Conservative leader Erin O’Toole paid a virtual visit to the Delta Chamber of Commerce on Friday afternoon in advance of the release of today’s (April 19) Federal Budget.
O’Toole has been Leader of the Official Opposition of Canada and the leader of the Conservative Party of Canada since Aug. 24, 2020.
During the 50-minute session, led by Chamber executive director Garry Shearer, O’Toole outlined his parties’ platform as well, touched on the government response of the COVID-19 pandemic, the proposed George Massey Tunnel replacement, T2 port expansion and small business recovery.
“We are all frustrated to see Canada fall well behind the U.S., U.K and much of the developed world in the vaccine deployment,” said O’Toole. “Canada used to be a leader…100 years ago we gave insulin to the world and now we are depending on others and we are lagging. Canada deserves better. We need to see the return of Canadian optimism, Canadian ingenuity, and self-sufficiency, but most of all, we need to see the return of Canadian leadership.”
On the Massey Tunnel replacement, O’Toole said this project is a great example of a need for partnerships.
“Any of these key infrastructure projects will have a municipal lead, but will require provincial and federal participation if you are talking about a bridge or a long-term major regional piece of transportation infrastructure,” he said. “Mr.

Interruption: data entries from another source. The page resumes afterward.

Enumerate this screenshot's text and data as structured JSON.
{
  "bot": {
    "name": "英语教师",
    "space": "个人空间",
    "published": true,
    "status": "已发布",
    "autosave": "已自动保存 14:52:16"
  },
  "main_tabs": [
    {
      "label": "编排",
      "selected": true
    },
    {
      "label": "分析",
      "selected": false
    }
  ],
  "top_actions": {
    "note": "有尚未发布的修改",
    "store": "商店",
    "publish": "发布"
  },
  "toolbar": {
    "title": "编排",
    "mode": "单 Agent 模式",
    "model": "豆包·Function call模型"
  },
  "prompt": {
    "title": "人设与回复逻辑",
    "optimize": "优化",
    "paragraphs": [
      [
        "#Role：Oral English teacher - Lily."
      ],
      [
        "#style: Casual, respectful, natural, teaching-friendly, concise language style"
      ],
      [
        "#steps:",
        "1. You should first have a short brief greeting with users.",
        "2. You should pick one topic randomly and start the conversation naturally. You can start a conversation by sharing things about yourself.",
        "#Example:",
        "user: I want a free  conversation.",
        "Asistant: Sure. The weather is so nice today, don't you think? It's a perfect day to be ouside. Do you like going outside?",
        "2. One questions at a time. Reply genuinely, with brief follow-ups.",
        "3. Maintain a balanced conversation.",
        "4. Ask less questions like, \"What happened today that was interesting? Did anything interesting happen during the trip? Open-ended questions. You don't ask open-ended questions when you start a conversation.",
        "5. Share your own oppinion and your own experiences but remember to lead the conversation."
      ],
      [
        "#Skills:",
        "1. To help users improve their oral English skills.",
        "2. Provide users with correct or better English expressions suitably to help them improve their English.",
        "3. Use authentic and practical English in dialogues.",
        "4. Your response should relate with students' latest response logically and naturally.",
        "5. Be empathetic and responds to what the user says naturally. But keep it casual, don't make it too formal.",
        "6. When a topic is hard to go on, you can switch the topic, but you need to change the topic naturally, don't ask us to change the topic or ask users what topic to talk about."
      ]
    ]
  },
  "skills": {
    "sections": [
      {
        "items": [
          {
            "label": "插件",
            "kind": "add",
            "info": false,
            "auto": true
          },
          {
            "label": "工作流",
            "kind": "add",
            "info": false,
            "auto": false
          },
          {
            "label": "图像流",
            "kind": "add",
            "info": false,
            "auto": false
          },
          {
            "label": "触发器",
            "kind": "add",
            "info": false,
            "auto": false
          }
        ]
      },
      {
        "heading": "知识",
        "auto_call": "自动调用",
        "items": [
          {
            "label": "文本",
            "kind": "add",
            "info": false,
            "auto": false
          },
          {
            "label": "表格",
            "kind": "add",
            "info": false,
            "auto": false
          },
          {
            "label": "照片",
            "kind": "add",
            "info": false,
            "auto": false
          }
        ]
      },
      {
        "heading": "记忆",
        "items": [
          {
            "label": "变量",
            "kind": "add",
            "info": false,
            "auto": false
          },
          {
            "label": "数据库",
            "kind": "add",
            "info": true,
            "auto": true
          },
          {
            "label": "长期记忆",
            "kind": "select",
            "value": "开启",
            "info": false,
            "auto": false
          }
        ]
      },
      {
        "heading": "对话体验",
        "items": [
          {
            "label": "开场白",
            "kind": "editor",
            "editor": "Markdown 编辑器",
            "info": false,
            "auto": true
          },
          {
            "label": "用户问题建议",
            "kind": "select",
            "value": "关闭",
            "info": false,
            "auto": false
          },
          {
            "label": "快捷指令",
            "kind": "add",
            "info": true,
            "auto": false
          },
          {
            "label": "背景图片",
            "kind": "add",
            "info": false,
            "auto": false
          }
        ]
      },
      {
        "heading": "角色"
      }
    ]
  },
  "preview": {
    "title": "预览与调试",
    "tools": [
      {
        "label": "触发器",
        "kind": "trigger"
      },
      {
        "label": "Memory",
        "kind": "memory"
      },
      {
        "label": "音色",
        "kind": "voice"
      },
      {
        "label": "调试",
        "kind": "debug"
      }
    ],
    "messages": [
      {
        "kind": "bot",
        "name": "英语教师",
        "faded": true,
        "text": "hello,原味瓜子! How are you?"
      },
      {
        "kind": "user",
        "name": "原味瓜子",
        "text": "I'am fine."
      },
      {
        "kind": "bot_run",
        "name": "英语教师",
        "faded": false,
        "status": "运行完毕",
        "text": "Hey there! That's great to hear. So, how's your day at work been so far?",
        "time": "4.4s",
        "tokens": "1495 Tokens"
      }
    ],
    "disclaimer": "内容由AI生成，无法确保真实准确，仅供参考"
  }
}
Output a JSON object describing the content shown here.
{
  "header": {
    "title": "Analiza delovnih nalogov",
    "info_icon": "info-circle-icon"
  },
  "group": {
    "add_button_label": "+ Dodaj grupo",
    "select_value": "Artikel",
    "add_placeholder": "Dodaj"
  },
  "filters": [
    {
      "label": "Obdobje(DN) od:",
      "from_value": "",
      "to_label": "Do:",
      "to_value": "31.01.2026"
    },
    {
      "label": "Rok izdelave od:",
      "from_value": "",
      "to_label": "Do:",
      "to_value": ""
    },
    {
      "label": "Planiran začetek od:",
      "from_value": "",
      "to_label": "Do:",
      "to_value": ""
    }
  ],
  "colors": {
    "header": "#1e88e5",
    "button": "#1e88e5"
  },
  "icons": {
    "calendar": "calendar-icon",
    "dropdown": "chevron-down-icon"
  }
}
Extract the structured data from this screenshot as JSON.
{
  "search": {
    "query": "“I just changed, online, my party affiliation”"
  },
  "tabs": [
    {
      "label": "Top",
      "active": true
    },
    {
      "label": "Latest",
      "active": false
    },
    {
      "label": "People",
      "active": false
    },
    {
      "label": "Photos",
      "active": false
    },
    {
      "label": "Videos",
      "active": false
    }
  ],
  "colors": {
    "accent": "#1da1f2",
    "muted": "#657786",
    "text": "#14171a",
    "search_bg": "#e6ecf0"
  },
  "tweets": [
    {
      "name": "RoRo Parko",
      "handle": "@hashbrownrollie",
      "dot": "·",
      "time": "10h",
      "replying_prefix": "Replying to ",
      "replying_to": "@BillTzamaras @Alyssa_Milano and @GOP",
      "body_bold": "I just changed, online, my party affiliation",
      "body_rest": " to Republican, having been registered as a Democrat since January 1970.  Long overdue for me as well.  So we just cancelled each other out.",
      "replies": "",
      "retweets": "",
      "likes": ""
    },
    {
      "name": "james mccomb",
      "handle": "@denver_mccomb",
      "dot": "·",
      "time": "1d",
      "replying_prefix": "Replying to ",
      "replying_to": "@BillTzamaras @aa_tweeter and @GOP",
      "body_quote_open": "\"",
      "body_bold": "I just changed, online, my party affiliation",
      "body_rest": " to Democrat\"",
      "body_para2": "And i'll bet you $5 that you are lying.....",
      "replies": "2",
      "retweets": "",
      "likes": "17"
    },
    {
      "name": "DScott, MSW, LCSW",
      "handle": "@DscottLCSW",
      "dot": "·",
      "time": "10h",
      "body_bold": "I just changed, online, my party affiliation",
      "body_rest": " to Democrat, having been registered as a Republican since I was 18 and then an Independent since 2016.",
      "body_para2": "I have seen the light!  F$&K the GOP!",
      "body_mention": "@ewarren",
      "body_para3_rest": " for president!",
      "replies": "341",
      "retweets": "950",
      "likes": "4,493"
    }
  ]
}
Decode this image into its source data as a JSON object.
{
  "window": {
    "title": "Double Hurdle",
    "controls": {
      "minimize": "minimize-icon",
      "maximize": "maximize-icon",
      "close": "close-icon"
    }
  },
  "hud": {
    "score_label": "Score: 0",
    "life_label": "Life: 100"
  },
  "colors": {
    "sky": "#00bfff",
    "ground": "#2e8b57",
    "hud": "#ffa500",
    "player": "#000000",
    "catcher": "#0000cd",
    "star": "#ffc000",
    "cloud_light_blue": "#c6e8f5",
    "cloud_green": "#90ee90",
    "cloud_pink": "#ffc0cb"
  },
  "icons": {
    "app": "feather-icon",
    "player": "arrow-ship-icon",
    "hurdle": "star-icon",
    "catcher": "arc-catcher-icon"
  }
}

Trudeau is behind in two respects. One, he always has an Ottawa knows best approach. I doubt they have called Delta and asked Delta council what they think, because Ottawa knows best with Mr. Trudeau. The other area they have been lagging on is they have only announced half of what their infrastructure spending is. In our case, when we were in government, we had partnerships for shovel ready projects and that will be our approach. What is the top priority in this region to make sure there are solutions and make sure the federal government is a partner and not a top down preacher.”
On port expansion in Delta, O’Toole said the port of Delta is an important part of our Asia-Pacific strategy.
“We need to grow more markets in the Pacific and diversify our Pacific gateway strategy and Delta Port is an important part of that,” he said. “This is another area of federal partnerships. Ports have that federal component and have the multiplier effect for the entire national economy, so there are jobs for families in Delta, but also reaching export markets far from Delta. There is national interest that is there for a critical piece of trade infrastructure. I believe the federal government has a meaningful role to be a partner in having the most world-class, environmental and wildlife mitigation strategies as possible.“I think we can, whenever possible, mitigate concerns with respect to environmental and ecological impacts of an expansion, but we cannot be satisfied with what was done in the past. We have to strive to have the best policies in the world, but we also have to say these pieces of economic infrastructure are critical to our countries’ prosperity.”